A bill that would add Oregon to a list of more than 30 states that require law enforcement officials to collect the DNA of every serious felony suspect upon their arrest advanced out of a legislative committee Monday. The bill would represent a significant shift from current law, which allows the state to take DNA samples only upon a felony conviction.
Supporters of the bill say broader collection of DNA would enable police access to a larger pool of potential offenders and significantly increase chances of solving old cases — ranging from rape to robbery to murder — that may have gathered dust for years.
But opponents of House Bill 3093 raised deep privacy and constitutional concerns, arguing that drawing the blood or swabbing the cheeks of people that police merely suspect of committing crimes would undermine the bedrock American principle of innocence until proven guilty.
“An arrest does not mean guilt, and numerous arrests are ultimately proven to be mistaken and are even sometimes wrongful or unlawful,” said Michael Abrams, policy counsel for ACLU of Oregon, in written testimony submitted to the House Judiciary Committee last month.
Abrams worries people of color, who are disproportionately arrested under accusations of committing serious offenses, will bear the brunt of the bill if it becomes law.
Abrams also told lawmakers to expect court challenges. A 2007 Oregon Supreme Court ruling, State v. Sanders, found the state’s practice of retrieving DNA samples from defendants who are convicted is acceptable but said doing so without a warrant or conviction is a violation of privacy rights.
But Ashley Spence, founder of the Texas-based DNA Justice Project, told the committee that the U.S. Supreme Court in 2013 cleared up any confusion over the constitutionality of the practice. In Maryland v. King, Spence noted, the high court equated the collection of DNA at the time of arrest to the legal taking of fingerprints or mugshots of the accused.

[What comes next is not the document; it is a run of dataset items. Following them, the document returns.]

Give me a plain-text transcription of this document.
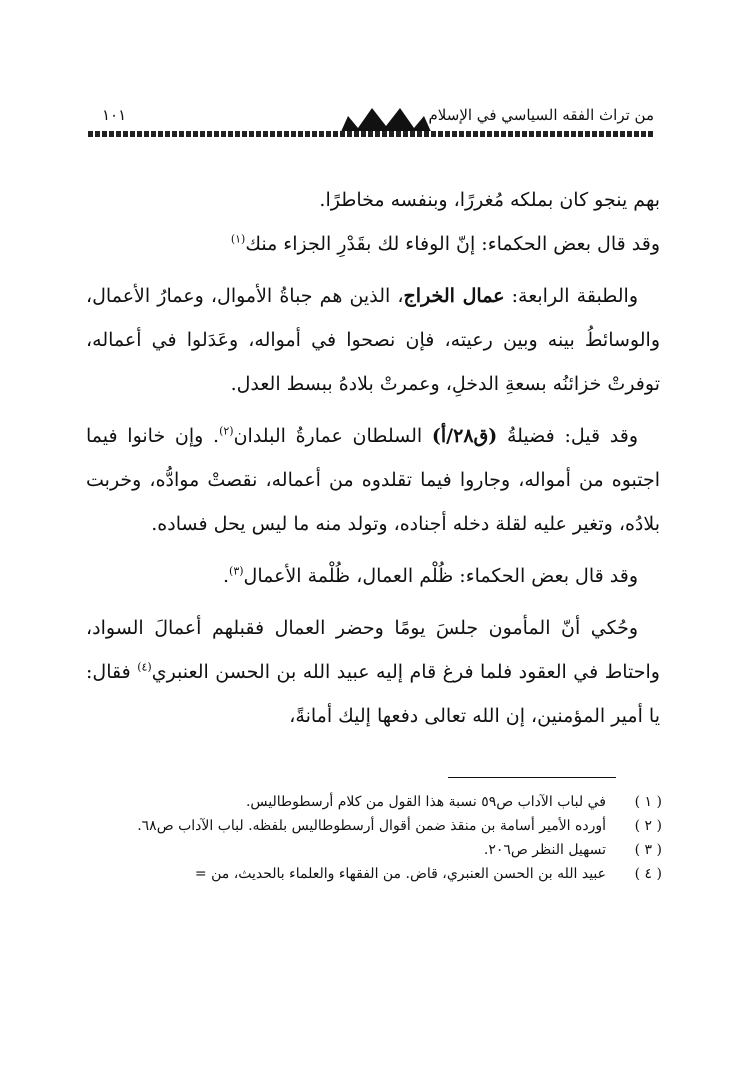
من تراث الفقه السياسي في الإسلام
١٠١

بهم ينجو كان بملكه مُغررًا، وبنفسه مخاطرًا.

وقد قال بعض الحكماء: إنّ الوفاء لك بقَدْرِ الجزاء منك$^{(١)}$

والطبقة الرابعة: عمال الخراج، الذين هم جباةُ الأموال، وعمارُ الأعمال، والوسائطُ بينه وبين رعيته، فإن نصحوا في أمواله، وعَدَلوا في أعماله، توفرتْ خزائنُه بسعةِ الدخلِ، وعمرتْ بلادهُ ببسط العدل.

وقد قيل: فضيلةُ (ق٢٨/أ) السلطان عمارةُ البلدان$^{(٢)}$. وإن خانوا فيما اجتبوه من أمواله، وجاروا فيما تقلدوه من أعماله، نقصتْ موادُّه، وخربت بلادُه، وتغير عليه لقلة دخله أجناده، وتولد منه ما ليس يحل فساده.

وقد قال بعض الحكماء: ظُلْم العمال، ظُلْمة الأعمال$^{(٣)}$.

وحُكي أنّ المأمون جلسَ يومًا وحضر العمال فقبلهم أعمالَ السواد، واحتاط في العقود فلما فرغ قام إليه عبيد الله بن الحسن العنبري$^{(٤)}$ فقال: يا أمير المؤمنين، إن الله تعالى دفعها إليك أمانةً،

( ١ )
في لباب الآداب ص٥٩ نسبة هذا القول من كلام أرسطوطاليس.
( ٢ )
أورده الأمير أسامة بن منقذ ضمن أقوال أرسطوطاليس بلفظه. لباب الآداب ص٦٨.
( ٣ )
تسهيل النظر ص٢٠٦.
( ٤ )
عبيد الله بن الحسن العنبري، قاض. من الفقهاء والعلماء بالحديث، من =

In advocating for Oregon’s bill, Spence shared her personal story, telling the committee that when she was an Arizona college student more than 20 years ago, a stranger crept into her apartment, smothered her face with a pillow, then beat and raped her for hours. She said it was seven years before the man was arrested in California on allegations of tussling with an officer. Because California had a law allowing all felony suspects to be swabbed for DNA upon arrest and entered into a national database, she said, he was soon linked to her case.
“It hit a match back to mine and multiple others,” Spence said. “He was a serial predator with a shed behind his home full of women’s underwear and ID cards from all over the world.”
Spence said if her attacker’s DNA hadn’t been collected upon arrest, he likely would have been released from jail and never shown up to court, knowing that a DNA swab upon conviction would reveal his serious criminal past.
“As the law stands in Oregon today, my rapist would still be free out there raping and harming other women,” Spence said.
Specifically, Oregon’s bill would require law enforcement to collect the DNA of anyone arrested for “person” felonies, which include murder, sexual assault, home burglary, robbery, felony driving under the influence of intoxicants, assault, hit-and-run driving where a victim is injured and certain hate crimes. Arrests for many other felony crimes would be excluded from the new law, including car theft, commercial burglary, drug dealing and shoplifting.
According to the DNA Justice Project, 31 states have similar laws, including two of Oregon’s neighbors, California and Nevada. Nineteen of those states go a step farther, granting law enforcement the authority to collect DNA from people arrested for any level of felony, according to the project.
The bill’s chief sponsor is Rep. Rick Lewis, a Republican from Silverton and former police officer and police chief of 39 years. He told his colleagues on the committee that, under the bill, after a person’s DNA is collected, it would be entered into a national database that would only identify it by computer-generated code. Lewis said anyone who isn’t ultimately convicted could have their DNA removed from the database upon request.
Monday, committee members voted 5-3 to send the bill to the Joint Ways and Means Committee, which will analyze its impact on the budget and then could send the bill to the House floor.
Three Democrats voted against the bill: Rep. Tom Anderson of Salem, Rep. Willy Chotzen of Southeast Portland and Rep. Farrah Chaichi of Aloha.
“I just feel like DNA is our most personal private property and having the state hold onto that when they could have made a mistake and having that in the system so long is just too big of a risk for my comfort,” Chaichi said.
A mix of Democrats and Republicans voted for the bill: Lewis, the bill’s Republican sponsor; committee chairperson and Bend Democrat Rep. Jason Kropf; Rep. Thuy Tran, a Portland Democrat; Rep. Kevin Mannix, a Salem Republican; and Kim Wallan, a Medford Republican.
Wallan said she originally opposed the idea when Lewis filed a similar bill in 2023, but since then she’s come to realize that collected DNA can also be used to exonerate defendants. She said she also believes officially gathering samples from each arrestee is better than police lifting genetic material “from saliva from a cup that you accidentally left on the table in the interrogation room.”